Fauci: Johnson & Johnson Vaccine Could Help ‘Alleviate so Much of the Stress and Human Suffering’

(Photo Illustration by Thiago Prudêncio/SOPA Images/LightRocket via Getty Images)

By Elle Meyers

January 29, 2021

The vaccine has a lower efficacy rate than others on the market, but experts say it will still make a huge difference.

Drugmaker Johnson & Johnson’s single-shot COVID-19 vaccine showed 72% effectiveness at preventing severe disease in the United States, the company announced Friday.

The new vaccine, which is expected to go through the emergency authorization process in the next week, has varied efficacy. In a global trial the vaccine was 66% effective in preventing moderate and severe cases of the coronavirus. The vaccine showed 72% efficacy in the United States, 66% in Latin America and 57% efficacy in South Africa, measured one month after receiving the shot.

The lower efficacy rate in South Africa is due to a variant of COVID-19 which is more prone to more mutations. The mutations make it less susceptible to antibody immune response. 

The two vaccines already in use in the United States both reported over 90% effectiveness, but they were tested before various mutations arose throughout the world.
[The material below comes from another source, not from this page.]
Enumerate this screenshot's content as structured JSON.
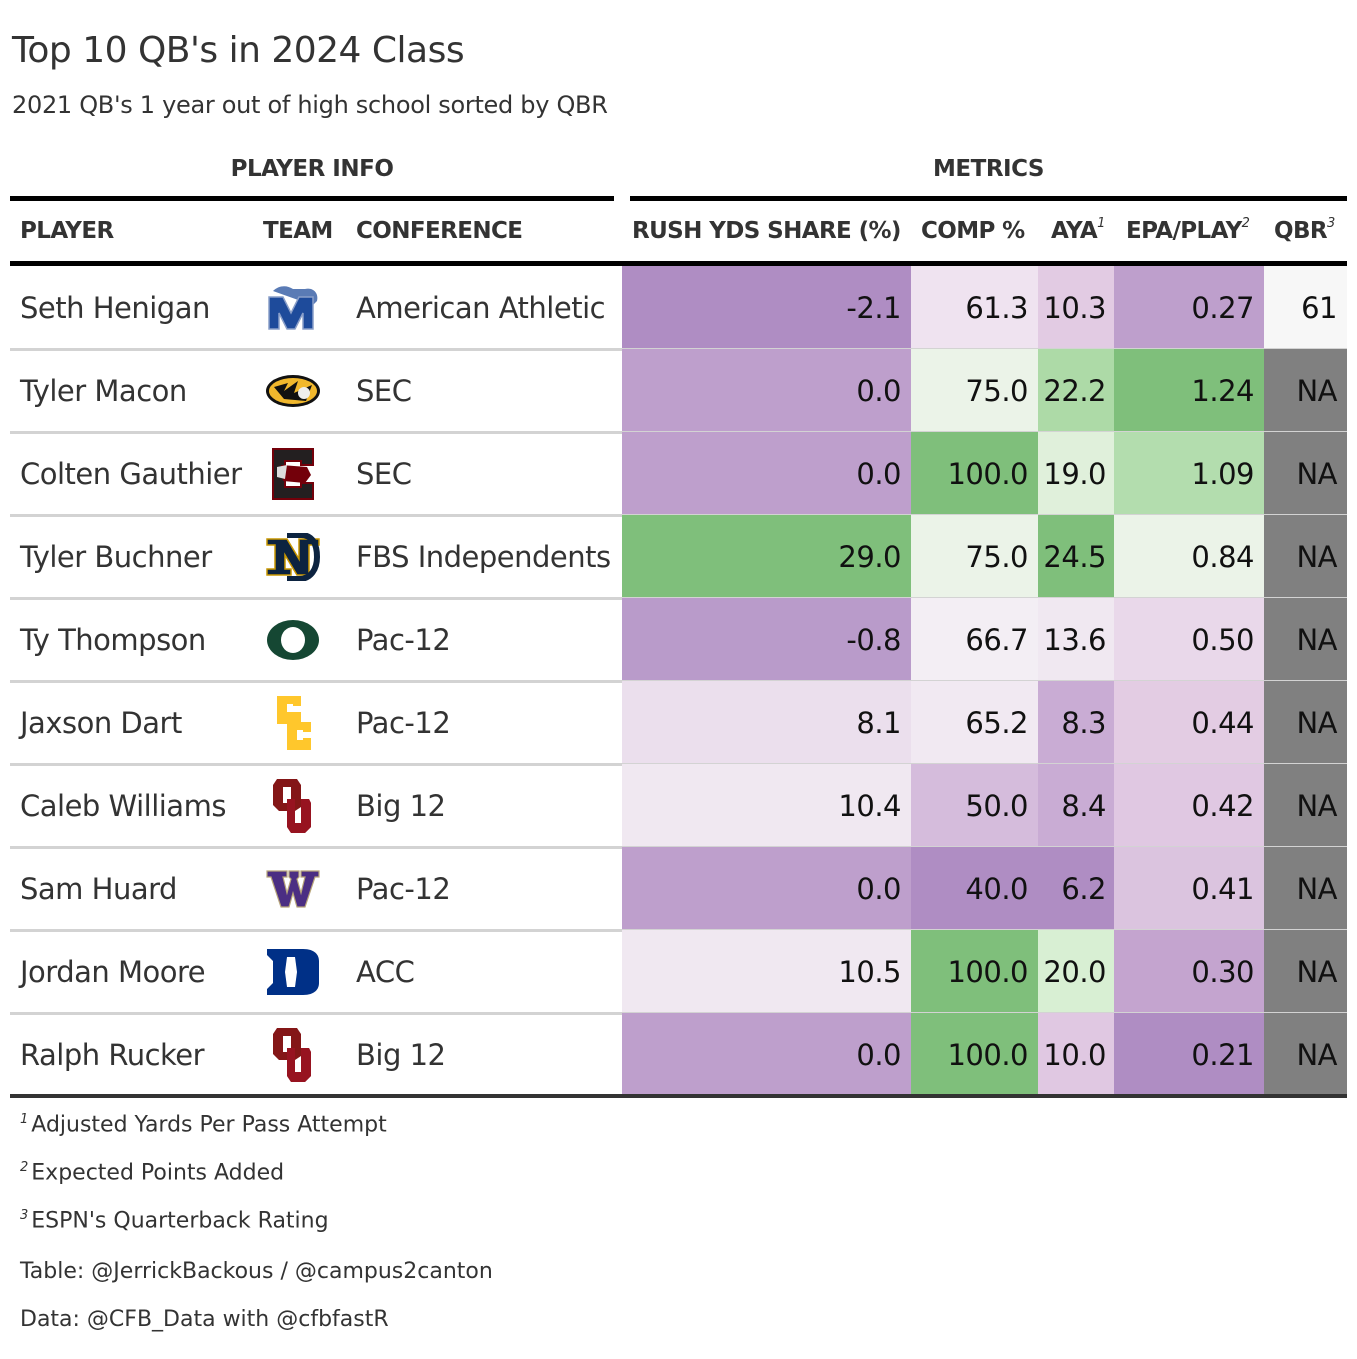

The striking difference could make people more hesitant to get the Johnson & Johnson vaccine, instead opting to wait until Moderna and Pfizer’s vaccines become more readily available.

But Dr. Anthony Fauci, who serves as chief medical advisor to President Joe Biden, explained that the new vaccine will undoubtedly help. Hospitals across the country are stretched thin as medical personnel work to address severe cases. 

“If we can alleviate that, that is really important — not only with this candidate, but the others that have already gotten the EUA,” Fauci said in a call with reporters on Friday. “If you can prevent severe disease in a high percentage of individuals, that will alleviate so much of the stress and human suffering and death.”

Another difference between this new vaccine and ones already in use is storage and transportation. Both Pfizer and Moderna’s vaccines need to be kept in very cold temperatures, well below zero degrees. Johnson & Johnson’s vaccine can be transported and kept in a refrigerator for months and only requires one shot.  

An added benefit despite the slightly lower efficacy is that people who received the Johnson & Johnson vaccine and still developed COVID-19 experienced a milder case with fewer symptoms. Additionally, the vaccine showed an 85% protection rate against severe cases of the virus, meaning that even at a lower efficacy it would still save lives. 

Results of the new vaccine are based on research of 44,000 participants across eight countries. 

Officials at Johnson & Johnson say that their vaccine could receive emergency use authorization by late February.